Roter Himmel

Ein grandioser Sommerfilm, der zum Abgesang an die Unbekümmertheit wird

Manchmal braucht es nur Sekunden, um instinktiv zu entscheiden, ob einem ein Film gefällt oder nicht. Musik, Stimmungen, ein Gefühl von etwas?! In Christian Petzolds Künstler-Tragikomödie „Roter Himmel“ reicht ein Song, eine Einstellung und ein Satz: „Hier stimmt was nicht.“ Zu den hypnotischen Klängen der österreichischen Indie-Pop-Band Wallners (mit „In My Mind“) stürzen sich zwei Freunde in der brütenden Sommerhitze der Ostsee-Provinz in ein Abenteuer, das alles verändern wird. Und der geplatzte Motor ihres Autos in der Eröffnungsszene ist nur ein erstes Fanal für das, was kommt. Selten war einer von Petzolds Filmen leichter, beschwingter, geistreicher und amüsanter – und doch bleibt der Regisseur trotz weniger Strenge irgendwo der Berliner Schule treu und präsentiert einen mitreißenden Sommerfilm, der mit einer nicht vorhersehbaren Wendung plötzlich Tiefe und Schwere bekommt. Das ist großes Kino, das das Publikum gleichermaßen beglückt und emotional im Extrembereich fordert.

Der Berliner Autor Leon (Thomas Schubert) will den Juni mit seinem besten Freund Felix (Langston Uibel) in einem etwas abgerockten Waldhaus in Ahrenshoop an der Ostsee verbringen, um dort sein zweites Buch fertig zu schreiben.
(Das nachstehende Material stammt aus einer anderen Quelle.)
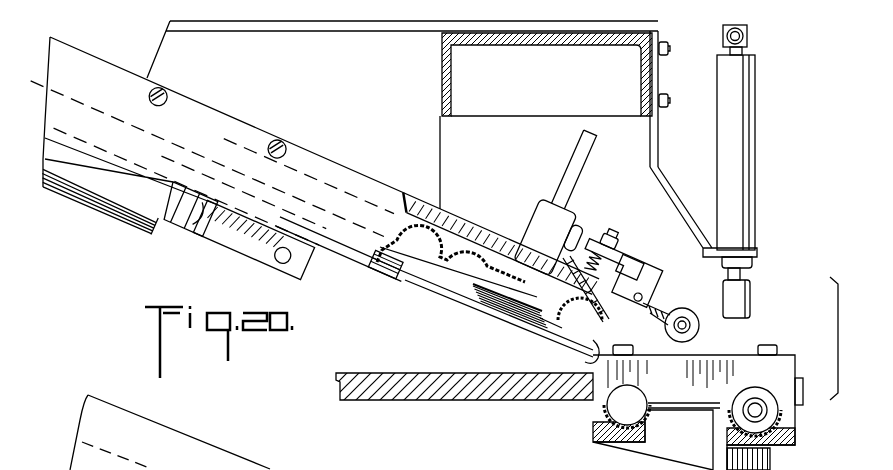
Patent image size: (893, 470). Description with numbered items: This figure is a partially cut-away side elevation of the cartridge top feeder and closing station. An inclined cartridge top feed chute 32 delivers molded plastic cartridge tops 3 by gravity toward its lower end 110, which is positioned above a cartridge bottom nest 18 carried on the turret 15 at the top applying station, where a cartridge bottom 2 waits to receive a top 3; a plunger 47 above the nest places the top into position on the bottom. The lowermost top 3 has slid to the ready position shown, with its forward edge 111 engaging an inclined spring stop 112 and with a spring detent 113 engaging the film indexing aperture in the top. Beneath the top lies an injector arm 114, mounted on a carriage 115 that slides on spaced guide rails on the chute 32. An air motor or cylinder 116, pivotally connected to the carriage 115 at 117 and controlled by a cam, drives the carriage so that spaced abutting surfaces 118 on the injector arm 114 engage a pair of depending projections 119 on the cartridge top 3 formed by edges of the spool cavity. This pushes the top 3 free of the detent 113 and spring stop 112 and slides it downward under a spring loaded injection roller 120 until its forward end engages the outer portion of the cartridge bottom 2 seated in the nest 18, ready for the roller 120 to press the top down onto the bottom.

The cartridge bottom 2 is at (655, 400).
The cartridge top 3 is at (495, 247).
The turret 15 is at (518, 392).
The cartridge bottom nest 18 is at (711, 397).
The cartridge top feed chute 32 is at (340, 170).
The plunger 47 is at (756, 293).
The lower end of the feed chute 110 is at (586, 358).
The forward edge 111 is at (608, 322).
The inclined spring stop 112 is at (625, 267).
The spring detent 113 is at (543, 277).
The injector arm 114 is at (473, 284).
The carriage 115 is at (380, 270).
The air motor or cylinder 116 is at (152, 232).
The pivotal connection 117 is at (277, 263).
The spaced abutting surfaces 118 is at (533, 313).
The depending projections 119 is at (547, 325).
The spring loaded injection roller 120 is at (693, 298).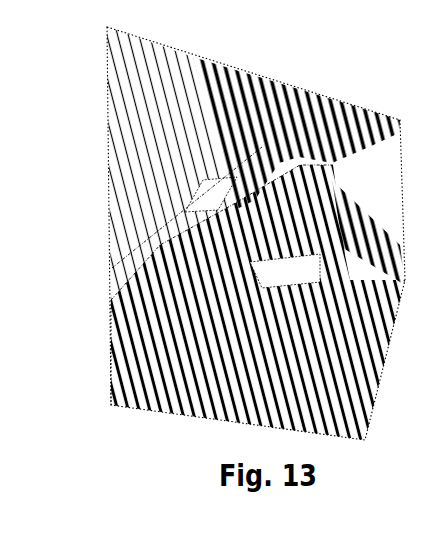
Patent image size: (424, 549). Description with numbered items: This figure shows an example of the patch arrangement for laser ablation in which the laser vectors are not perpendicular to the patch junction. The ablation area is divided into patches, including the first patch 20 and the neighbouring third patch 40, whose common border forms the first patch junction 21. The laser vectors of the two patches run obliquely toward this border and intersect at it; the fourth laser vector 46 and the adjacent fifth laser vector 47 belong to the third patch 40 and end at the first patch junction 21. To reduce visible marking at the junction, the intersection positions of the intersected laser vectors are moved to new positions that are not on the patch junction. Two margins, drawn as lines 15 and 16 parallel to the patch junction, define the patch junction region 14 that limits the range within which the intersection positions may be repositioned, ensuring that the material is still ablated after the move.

The first patch 20 is at (112, 127).
The margin 15 is at (125, 195).
The first patch junction 21 is at (132, 248).
The patch junction region 14 is at (127, 283).
The margin 16 is at (113, 317).
The fourth laser vector 46 is at (163, 328).
The third patch 40 is at (123, 363).
The fifth laser vector 47 is at (183, 296).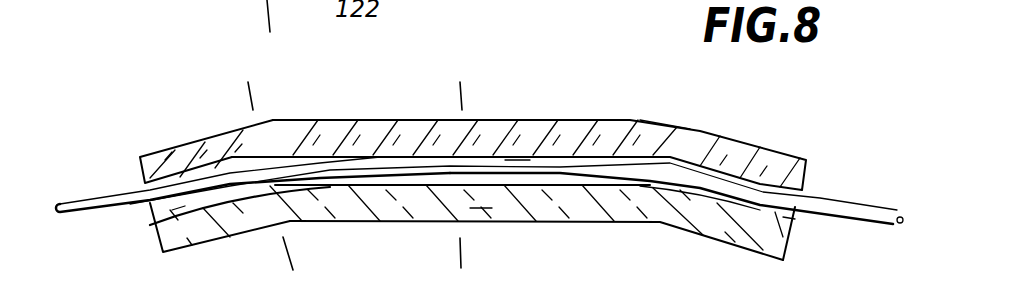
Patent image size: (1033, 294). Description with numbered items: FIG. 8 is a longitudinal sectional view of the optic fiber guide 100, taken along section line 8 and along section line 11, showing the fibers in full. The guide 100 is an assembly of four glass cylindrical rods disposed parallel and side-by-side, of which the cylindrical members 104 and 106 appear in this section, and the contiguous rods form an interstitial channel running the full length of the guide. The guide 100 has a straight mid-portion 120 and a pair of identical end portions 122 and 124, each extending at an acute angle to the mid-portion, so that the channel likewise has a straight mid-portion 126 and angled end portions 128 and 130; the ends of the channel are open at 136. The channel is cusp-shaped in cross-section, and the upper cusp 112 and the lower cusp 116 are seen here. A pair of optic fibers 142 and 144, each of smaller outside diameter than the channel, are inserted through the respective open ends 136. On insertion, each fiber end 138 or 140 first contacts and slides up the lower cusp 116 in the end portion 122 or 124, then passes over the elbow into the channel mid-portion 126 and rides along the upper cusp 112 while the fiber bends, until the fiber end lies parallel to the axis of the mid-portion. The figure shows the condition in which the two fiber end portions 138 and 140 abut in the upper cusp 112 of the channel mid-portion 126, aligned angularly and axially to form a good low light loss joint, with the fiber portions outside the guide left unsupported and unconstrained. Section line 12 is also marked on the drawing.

The section line 8— 8 is at (280, 37).
The section line of FIG. 11 is at (233, 84).
The section line 12 is at (450, 82).
The optic fiber guide 100 is at (672, 115).
The cylindrical member 104 is at (392, 127).
The cylindrical member 106 is at (405, 222).
The upper cusp 112 is at (293, 160).
The lower cusp 116 is at (216, 198).
The mid-portion of guide 120 is at (480, 208).
The end portion of guide 122 is at (200, 231).
The end portion of guide 124 is at (763, 240).
The mid-portion of channel 126 is at (575, 182).
The end portion of channel 128 is at (210, 173).
The end portion of channel 130 is at (703, 168).
The open channel end 136 is at (172, 210).
The end portion of optic fiber 138 is at (442, 157).
The end portion of optic fiber 140 is at (517, 160).
The optic fiber 142 is at (96, 198).
The optic fiber 144 is at (869, 210).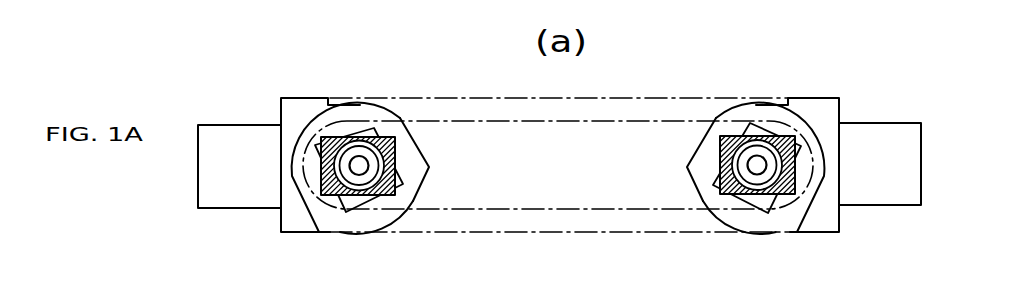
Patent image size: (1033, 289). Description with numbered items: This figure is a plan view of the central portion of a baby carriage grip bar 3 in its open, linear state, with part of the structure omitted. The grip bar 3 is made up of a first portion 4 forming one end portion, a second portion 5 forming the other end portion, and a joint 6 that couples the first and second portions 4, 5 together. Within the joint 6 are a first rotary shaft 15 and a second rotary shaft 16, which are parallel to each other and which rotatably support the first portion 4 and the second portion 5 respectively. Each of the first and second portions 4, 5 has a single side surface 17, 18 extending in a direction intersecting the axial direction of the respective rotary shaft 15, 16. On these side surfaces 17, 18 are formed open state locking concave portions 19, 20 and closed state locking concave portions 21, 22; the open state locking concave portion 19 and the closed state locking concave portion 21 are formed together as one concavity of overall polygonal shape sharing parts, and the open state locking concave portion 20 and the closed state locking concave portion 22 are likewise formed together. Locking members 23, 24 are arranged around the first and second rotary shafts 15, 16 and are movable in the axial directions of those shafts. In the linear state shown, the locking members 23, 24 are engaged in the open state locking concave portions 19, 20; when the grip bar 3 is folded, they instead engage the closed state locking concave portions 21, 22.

The grip bar 3 is at (626, 93).
The first portion 4 is at (230, 128).
The second portion 5 is at (897, 123).
The joint 6 is at (505, 98).
The first rotary shaft 15 is at (361, 148).
The second rotary shaft 16 is at (757, 153).
The side surface of the first portion 17 is at (323, 116).
The side surface of the second portion 18 is at (800, 118).
The open state locking concave portion 19 is at (410, 146).
The open state locking concave portion 20 is at (720, 152).
The closed state locking concave portion 21 is at (369, 204).
The closed state locking concave portion 22 is at (742, 198).
The locking member 23 is at (331, 196).
The locking member 24 is at (790, 197).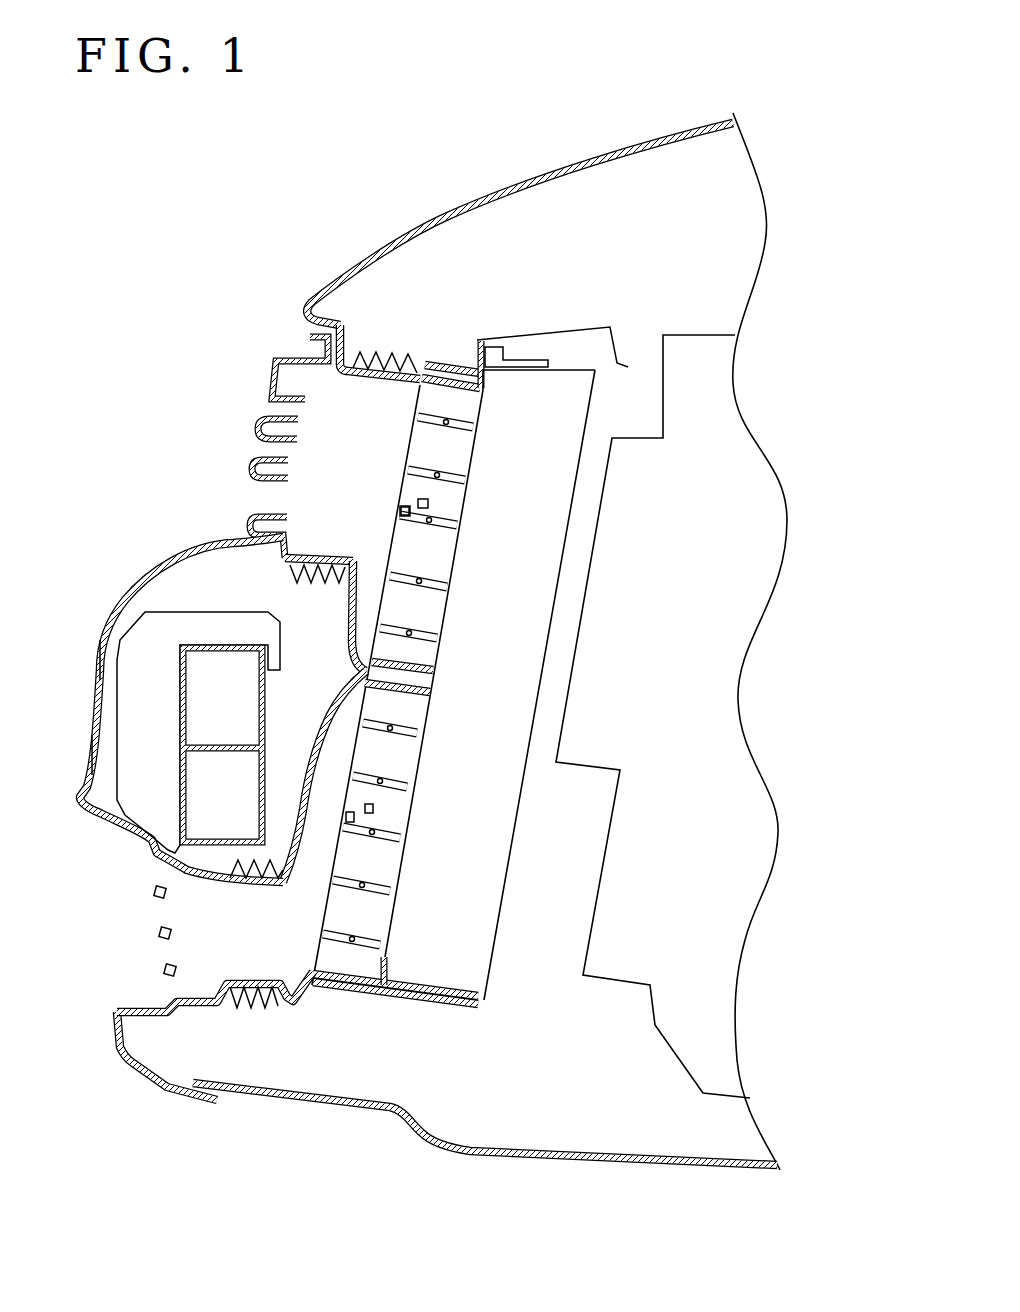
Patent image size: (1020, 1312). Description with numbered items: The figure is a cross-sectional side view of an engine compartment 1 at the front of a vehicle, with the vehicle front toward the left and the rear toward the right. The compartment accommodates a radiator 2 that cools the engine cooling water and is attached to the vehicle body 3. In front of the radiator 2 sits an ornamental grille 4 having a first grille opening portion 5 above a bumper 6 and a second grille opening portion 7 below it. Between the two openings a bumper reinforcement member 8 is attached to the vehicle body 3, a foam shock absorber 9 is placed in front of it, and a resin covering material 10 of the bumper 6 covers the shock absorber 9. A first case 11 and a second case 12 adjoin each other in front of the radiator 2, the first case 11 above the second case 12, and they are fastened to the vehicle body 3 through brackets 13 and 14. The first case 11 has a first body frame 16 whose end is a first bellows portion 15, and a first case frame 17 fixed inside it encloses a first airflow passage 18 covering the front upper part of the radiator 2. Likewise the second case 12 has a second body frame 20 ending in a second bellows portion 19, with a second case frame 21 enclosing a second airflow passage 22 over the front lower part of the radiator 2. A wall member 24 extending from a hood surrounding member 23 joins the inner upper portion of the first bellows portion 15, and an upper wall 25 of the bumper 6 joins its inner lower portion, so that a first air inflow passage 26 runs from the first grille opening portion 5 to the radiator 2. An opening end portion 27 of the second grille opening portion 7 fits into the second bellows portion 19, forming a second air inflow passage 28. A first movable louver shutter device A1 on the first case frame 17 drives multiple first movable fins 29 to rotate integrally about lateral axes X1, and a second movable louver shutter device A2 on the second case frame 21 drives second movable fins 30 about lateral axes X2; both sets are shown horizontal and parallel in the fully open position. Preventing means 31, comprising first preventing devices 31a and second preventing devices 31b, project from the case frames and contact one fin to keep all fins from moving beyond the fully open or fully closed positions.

Eigentlich möchte Felix während der Auszeit von der Großstadt an seiner Bewerbungsmappe für die Kunsthochschule arbeiten, doch stattdessen genießt er das beschauliche Leben in der Sommerhitze am Meer. Er beginnt eine zwanglose Beziehung mit dem Rettungsschwimmer Devid (Enno Trebs). Zu Leons Ärger sind die Freunde nicht allein im Haus, auch die Eisverkäuferin Nadja (Paula Beer) verbringt den Sommer dort. Seine Nervosität wegen des bevorstehenden Besuchs seines Verlegers Helmut (Matthias Brandt) lässt Leon in Form von schlechter Laune an seiner Umwelt aus. Er hat Angst, dass sein Manuskript nicht gut genug ist.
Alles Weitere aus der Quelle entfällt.